Le chant des oiseaux parisiens : une adaptation persistante au bruit
En 1962, la biologiste Rachel Carson alertait dans Le Printemps silencieux sur un monde sans oiseaux à cause des activités humaines. Quarante ans plus tard, des biologistes ont découvert que le bruit de la circulation pousse les oiseaux des villes à chanter plus aigu. À Paris, les oiseaux d'un parc près de la tour Eiffel chantent à une fréquence supérieure de 400 hertz par rapport à ceux des forêts calmes de banlieue.
Une étude récente publiée dans Ornithological Applications montre que Paris a gagné la bataille contre la pollution sonore, avec une baisse de trois décibels en dix ans. Pourtant, les mésanges charbonnières n'ont pas retrouvé leurs tonalités naturelles et continuent de chanter plus aigu que leurs congénères des zones sauvages.
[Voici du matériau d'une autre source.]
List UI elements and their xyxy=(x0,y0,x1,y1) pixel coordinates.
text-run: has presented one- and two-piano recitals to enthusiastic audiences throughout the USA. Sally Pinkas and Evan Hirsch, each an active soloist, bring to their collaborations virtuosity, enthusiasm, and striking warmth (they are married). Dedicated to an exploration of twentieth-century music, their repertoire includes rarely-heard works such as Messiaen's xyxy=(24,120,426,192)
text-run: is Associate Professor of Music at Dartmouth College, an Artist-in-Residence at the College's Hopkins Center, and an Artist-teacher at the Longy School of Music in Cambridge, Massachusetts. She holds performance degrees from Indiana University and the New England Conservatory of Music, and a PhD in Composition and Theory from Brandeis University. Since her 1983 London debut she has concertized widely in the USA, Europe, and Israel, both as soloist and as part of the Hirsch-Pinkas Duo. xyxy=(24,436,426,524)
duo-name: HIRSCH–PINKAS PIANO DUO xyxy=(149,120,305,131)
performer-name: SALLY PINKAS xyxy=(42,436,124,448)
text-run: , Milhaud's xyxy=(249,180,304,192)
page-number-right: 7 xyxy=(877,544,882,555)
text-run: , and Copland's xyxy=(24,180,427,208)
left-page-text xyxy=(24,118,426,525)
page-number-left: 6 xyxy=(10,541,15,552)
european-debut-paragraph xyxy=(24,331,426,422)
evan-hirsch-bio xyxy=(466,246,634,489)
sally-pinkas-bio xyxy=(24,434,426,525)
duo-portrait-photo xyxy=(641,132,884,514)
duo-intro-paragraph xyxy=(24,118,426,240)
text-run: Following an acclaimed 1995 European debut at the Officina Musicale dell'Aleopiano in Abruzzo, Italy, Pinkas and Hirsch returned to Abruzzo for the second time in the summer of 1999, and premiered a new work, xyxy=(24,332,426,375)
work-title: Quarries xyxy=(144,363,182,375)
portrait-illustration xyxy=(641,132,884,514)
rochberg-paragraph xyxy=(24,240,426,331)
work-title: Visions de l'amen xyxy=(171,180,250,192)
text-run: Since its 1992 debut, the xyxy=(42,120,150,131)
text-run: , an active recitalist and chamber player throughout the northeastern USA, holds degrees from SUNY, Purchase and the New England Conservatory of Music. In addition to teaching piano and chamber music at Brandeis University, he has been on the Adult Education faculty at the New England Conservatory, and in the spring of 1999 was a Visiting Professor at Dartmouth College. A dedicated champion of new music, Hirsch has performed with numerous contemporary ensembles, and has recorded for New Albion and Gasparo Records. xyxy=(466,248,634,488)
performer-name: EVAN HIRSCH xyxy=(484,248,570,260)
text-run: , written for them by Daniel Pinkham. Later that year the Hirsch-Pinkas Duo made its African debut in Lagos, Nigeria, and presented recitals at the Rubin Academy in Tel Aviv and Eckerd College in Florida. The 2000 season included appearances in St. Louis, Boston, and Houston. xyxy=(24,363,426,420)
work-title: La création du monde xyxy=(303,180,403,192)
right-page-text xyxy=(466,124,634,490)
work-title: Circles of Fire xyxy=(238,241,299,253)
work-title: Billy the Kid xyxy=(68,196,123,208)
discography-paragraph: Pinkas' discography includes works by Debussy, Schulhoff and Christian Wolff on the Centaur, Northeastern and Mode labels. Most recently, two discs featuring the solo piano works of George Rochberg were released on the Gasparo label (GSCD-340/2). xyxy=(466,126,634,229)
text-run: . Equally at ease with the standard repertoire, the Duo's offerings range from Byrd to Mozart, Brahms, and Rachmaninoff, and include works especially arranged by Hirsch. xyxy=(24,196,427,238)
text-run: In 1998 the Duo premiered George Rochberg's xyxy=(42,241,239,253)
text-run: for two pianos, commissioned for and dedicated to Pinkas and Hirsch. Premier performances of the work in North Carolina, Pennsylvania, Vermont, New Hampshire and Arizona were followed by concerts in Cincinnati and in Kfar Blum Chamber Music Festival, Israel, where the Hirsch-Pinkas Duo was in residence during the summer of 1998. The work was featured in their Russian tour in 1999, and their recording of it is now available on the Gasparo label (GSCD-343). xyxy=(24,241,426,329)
Les effets dévastateurs du bruit sur la faune
Les activités humaines génèrent un grondement constant qui affecte les animaux. Le bruit de la circulation perturbe la capacité des oiseaux et des grenouilles à attirer des partenaires. Le bruit des bateaux réduit la communication chez les baleines, et le bruit de la circulation influence les interactions prédateur-proie entre papillons de nuit et chauves-souris.
Ce phénomène a été observé mondialement : les bruants des prés au Canada chantent plus aigu près des pompes à pétrole, les rouges-gorges près des éoliennes, et les zostérops à dos gris d'Australie dans les zones urbaines bruyantes. Ces changements réduisent leur capacité à défendre leur territoire et à se reproduire.
Paris : une ville qui se bat pour le calme
Paris a transformé des voies en pistes cyclables, posé des revêtements antibruit, installé des radars sonores pour verbaliser les véhicules bruyants, et mis en place l'observatoire Bruitparif. En 2023, le biologiste Dan Mennill a enregistré le chant des mésanges charbonnières dans toute la ville, suivant les traces de son collègue Hans Slabbekoorn qui avait fait de même en 2003.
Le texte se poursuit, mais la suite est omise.